Argentines voted yesterday in a presidential runoff that could end 12 years of leftist government and see the pro-business opposition seize the helm of Latin America’s third-largest economy.
Polls show that the mayor of Buenos Aires, former Boca Juniors football executive Mauricio Macri, could beat his left-wing rival Daniel Scioli, an ex-power boating champion.
Macri has cast himself as a force for change as many voters are fed up after 12 years of rule by outgoing Argentine President Cristina Kirchner and her predecessor and late husband, Nestor Kirchner.
Photo: AP
“We deserve to live better than this,” Macri said at his closing campaign rally.
Scioli said Macri’s proposed economic reforms threatened Argentines’ welfare payments, salaries and industry.
“Macri means the devaluation that destroys salaries. He is the demon of savage capitalism,” Scioli said.
The latest opinion poll by consultancy firm Management and Fit showed Macri with 55.3 percent support and Scioli with 44.7 percent.
If Macri breaks the grip of Peronism, the broad populist movement that has dominated Argentine politics for a century, he could become Argentina’s most economically liberal leader since the 1990s.
He has proposed to lift restrictions on imports and on US dollars — though analysts say he might struggle to push reforms through a hostile Argentine Congress.
Macri surprised pollsters in the first round vote by finishing just three points behind his rival, with 34.15 percent of the vote to Scioli’s 37.8 percent. The narrow result forced a runoff vote.
The election has been unlike any other in Argentina’s history, with the first ever national runoff vote, and the first televised candidate debate.
The increasingly tense campaign has been fought on shifting political ground in the vast South American nation of 42 million people.
If he wins, Macri will be the first leader to be fairly elected who is neither a Peronist nor from the radical liberal movement.
His rise has raised hopes among financiers, but fears among domestic businesses and poorer Argentines who have benefited from the social and trade policies of the combative outgoing president.

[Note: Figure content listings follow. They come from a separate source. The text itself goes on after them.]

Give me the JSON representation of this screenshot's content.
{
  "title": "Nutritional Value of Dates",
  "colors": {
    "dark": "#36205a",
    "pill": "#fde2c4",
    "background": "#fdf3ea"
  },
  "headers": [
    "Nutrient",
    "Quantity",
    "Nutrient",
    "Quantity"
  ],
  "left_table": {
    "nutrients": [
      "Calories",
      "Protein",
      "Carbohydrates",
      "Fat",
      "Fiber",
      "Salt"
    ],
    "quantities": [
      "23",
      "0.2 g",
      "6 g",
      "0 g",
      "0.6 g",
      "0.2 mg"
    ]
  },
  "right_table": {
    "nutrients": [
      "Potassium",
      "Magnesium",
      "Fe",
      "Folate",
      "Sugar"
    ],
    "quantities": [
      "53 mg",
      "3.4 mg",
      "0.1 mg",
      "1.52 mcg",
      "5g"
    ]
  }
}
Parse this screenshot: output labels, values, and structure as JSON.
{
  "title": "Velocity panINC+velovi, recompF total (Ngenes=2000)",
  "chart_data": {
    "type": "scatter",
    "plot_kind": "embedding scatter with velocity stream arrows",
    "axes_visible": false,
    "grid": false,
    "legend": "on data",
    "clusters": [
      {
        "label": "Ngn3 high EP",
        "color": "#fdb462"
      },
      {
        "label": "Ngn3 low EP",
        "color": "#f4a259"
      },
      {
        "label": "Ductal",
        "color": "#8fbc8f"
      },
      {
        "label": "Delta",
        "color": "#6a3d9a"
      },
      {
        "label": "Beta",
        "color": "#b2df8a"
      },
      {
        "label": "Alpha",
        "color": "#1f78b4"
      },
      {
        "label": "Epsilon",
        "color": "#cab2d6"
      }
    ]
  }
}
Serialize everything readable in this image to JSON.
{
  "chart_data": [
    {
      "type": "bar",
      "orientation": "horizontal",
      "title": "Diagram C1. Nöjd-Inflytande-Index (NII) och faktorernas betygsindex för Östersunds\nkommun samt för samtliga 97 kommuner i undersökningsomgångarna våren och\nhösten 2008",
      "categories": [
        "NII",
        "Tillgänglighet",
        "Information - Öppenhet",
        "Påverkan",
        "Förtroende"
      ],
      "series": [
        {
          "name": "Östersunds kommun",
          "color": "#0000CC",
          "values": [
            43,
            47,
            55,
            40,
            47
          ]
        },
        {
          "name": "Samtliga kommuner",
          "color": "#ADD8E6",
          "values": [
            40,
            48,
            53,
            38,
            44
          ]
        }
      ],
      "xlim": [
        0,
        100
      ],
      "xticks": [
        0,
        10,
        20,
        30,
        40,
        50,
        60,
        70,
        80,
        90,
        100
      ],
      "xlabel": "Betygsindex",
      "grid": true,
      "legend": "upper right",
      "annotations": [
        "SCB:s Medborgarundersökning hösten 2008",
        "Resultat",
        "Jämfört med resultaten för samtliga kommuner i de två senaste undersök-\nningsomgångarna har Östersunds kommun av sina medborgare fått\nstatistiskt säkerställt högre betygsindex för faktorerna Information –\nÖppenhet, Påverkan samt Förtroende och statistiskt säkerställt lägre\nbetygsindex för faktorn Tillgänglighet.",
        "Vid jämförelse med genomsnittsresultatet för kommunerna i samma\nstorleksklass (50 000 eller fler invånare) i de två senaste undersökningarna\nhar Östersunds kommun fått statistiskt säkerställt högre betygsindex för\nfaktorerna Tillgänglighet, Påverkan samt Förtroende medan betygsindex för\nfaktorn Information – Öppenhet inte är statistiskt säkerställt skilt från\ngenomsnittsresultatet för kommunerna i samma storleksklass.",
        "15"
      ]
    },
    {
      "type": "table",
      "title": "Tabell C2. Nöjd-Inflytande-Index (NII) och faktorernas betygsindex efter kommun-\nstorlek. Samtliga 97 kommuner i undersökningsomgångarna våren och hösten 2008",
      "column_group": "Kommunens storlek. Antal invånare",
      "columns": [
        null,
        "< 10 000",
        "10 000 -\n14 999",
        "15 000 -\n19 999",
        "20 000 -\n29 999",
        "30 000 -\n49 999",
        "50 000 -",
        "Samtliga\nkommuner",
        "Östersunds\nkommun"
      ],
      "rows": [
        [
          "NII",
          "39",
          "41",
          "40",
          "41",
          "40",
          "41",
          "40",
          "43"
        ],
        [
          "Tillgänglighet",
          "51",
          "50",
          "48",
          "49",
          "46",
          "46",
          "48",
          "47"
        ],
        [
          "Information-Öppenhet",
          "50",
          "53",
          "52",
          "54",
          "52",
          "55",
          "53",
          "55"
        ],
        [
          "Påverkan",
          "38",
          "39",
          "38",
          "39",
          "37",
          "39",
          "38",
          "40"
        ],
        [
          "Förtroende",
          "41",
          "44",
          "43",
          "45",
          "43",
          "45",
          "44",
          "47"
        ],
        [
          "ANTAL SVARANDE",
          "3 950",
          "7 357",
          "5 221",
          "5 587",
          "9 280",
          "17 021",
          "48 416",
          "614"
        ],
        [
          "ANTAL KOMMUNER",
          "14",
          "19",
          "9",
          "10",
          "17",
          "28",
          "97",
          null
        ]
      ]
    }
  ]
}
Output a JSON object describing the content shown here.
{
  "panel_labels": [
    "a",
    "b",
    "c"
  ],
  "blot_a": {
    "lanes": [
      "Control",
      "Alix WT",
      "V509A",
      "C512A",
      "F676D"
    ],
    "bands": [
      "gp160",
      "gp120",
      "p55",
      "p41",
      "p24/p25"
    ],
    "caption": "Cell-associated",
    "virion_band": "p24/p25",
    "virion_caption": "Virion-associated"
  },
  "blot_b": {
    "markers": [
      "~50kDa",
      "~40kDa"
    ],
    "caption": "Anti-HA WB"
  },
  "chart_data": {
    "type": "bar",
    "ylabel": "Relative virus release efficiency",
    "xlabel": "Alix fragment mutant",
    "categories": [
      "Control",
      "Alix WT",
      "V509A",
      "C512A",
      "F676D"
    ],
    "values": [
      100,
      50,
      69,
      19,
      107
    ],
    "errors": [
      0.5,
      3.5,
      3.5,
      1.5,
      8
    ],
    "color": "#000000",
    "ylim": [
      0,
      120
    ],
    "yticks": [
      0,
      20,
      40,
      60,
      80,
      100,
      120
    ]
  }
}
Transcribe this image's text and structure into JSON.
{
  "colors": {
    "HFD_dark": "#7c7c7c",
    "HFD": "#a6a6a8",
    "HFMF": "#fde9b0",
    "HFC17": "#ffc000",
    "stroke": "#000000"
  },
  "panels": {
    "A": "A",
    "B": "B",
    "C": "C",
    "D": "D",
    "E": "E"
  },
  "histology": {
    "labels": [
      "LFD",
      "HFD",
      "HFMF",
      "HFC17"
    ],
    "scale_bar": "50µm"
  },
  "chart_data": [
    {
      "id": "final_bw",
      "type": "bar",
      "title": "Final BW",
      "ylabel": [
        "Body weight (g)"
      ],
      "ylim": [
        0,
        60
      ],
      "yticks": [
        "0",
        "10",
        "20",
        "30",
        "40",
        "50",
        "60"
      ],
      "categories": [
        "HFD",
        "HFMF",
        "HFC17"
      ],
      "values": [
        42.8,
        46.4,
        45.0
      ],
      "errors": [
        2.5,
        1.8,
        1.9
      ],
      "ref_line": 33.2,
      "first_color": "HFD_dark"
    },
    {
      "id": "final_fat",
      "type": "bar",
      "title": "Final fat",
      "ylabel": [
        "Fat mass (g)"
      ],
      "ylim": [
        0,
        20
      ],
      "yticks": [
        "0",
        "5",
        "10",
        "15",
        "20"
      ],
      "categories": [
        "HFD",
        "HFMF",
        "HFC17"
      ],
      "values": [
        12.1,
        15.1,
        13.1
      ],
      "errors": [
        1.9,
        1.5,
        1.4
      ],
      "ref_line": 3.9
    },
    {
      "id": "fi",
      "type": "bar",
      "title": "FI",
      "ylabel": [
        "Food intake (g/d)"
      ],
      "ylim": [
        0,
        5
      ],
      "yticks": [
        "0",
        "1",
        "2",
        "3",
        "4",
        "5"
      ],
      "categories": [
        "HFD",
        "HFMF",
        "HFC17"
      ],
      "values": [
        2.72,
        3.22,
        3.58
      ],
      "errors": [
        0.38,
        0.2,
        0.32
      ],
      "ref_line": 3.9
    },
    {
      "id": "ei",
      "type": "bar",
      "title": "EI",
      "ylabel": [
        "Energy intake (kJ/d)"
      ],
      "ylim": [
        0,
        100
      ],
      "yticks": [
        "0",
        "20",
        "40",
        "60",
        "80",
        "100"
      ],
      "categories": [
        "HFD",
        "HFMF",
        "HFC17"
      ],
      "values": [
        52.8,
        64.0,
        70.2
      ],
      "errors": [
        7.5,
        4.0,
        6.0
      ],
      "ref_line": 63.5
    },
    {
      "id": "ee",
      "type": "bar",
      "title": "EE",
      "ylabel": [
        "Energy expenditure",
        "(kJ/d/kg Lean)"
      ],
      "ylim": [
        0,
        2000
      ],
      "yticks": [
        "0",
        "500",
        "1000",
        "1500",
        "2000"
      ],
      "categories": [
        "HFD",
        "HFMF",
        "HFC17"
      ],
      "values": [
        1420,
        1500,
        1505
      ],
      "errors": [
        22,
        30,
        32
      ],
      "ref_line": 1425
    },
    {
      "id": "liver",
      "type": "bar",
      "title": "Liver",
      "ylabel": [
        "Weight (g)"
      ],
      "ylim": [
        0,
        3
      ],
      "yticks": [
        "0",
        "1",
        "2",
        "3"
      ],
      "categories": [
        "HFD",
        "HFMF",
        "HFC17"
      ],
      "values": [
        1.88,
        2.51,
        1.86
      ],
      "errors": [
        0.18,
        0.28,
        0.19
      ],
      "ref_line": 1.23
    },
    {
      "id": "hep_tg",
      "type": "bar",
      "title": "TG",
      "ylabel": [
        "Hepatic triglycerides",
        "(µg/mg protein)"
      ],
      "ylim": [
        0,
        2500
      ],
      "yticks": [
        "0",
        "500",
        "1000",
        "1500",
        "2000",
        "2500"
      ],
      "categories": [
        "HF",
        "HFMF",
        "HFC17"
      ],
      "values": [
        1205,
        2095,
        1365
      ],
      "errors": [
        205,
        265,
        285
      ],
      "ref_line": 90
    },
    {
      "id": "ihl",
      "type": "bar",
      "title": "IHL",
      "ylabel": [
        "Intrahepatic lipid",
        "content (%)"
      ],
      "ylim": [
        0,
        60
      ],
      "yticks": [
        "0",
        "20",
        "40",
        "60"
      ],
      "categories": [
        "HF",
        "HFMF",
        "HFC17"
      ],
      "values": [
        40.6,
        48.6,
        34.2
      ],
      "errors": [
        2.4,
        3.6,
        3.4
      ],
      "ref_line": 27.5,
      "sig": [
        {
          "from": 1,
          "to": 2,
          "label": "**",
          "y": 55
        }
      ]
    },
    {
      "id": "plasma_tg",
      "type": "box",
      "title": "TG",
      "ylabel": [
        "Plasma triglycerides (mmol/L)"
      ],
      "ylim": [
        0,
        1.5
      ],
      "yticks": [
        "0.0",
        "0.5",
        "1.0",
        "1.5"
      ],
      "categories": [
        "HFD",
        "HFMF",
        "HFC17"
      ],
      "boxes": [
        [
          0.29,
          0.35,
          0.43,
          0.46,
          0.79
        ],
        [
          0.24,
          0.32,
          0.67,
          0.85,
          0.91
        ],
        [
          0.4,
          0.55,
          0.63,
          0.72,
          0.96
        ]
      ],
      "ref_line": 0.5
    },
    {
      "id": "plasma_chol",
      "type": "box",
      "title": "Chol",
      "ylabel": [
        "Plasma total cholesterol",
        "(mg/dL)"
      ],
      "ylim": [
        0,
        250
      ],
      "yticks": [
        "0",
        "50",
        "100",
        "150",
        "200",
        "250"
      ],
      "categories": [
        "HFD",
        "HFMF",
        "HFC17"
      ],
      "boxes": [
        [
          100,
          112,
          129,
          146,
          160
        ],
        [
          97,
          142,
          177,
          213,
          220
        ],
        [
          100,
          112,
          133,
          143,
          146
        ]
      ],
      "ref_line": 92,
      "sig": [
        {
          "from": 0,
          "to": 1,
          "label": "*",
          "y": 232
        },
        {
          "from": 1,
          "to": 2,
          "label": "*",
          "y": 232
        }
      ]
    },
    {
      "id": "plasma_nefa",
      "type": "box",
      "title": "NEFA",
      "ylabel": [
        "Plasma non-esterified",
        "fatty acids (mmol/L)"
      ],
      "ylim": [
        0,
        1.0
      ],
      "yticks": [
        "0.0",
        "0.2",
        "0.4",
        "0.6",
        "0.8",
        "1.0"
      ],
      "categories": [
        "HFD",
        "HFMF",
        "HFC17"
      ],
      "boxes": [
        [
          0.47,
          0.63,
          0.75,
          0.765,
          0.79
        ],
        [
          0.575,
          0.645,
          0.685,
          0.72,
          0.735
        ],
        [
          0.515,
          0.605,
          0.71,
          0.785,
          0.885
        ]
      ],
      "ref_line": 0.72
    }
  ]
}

Whichever candidate wins will have to tackle soaring inflation, currently estimated at more than 20 percent.
They will also face a dispute with so-called “holdout” creditors who have sued Argentina in the US courts for unpaid debts. Scioli and Kirchner call the hedge funds “vultures.”
The Kirchners tried to restructure tens of billions of dollars of debt that Argentina defaulted on in 2001, when it was bailed out by the IMF. That was then the biggest sovereign default in history.
They presided over a spectacular economic turnaround that is now flagging. The economy grew at a relatively slow rate of 2.2 percent in the first half of this year.
“Fiscal and monetary policy is too loose, the balance of payments position is unsustainable and the government is locked out of global capital markets,” Capital Economics analyst Edward Glossop said. “The prospects for reform are higher now than at any point over the past decade.”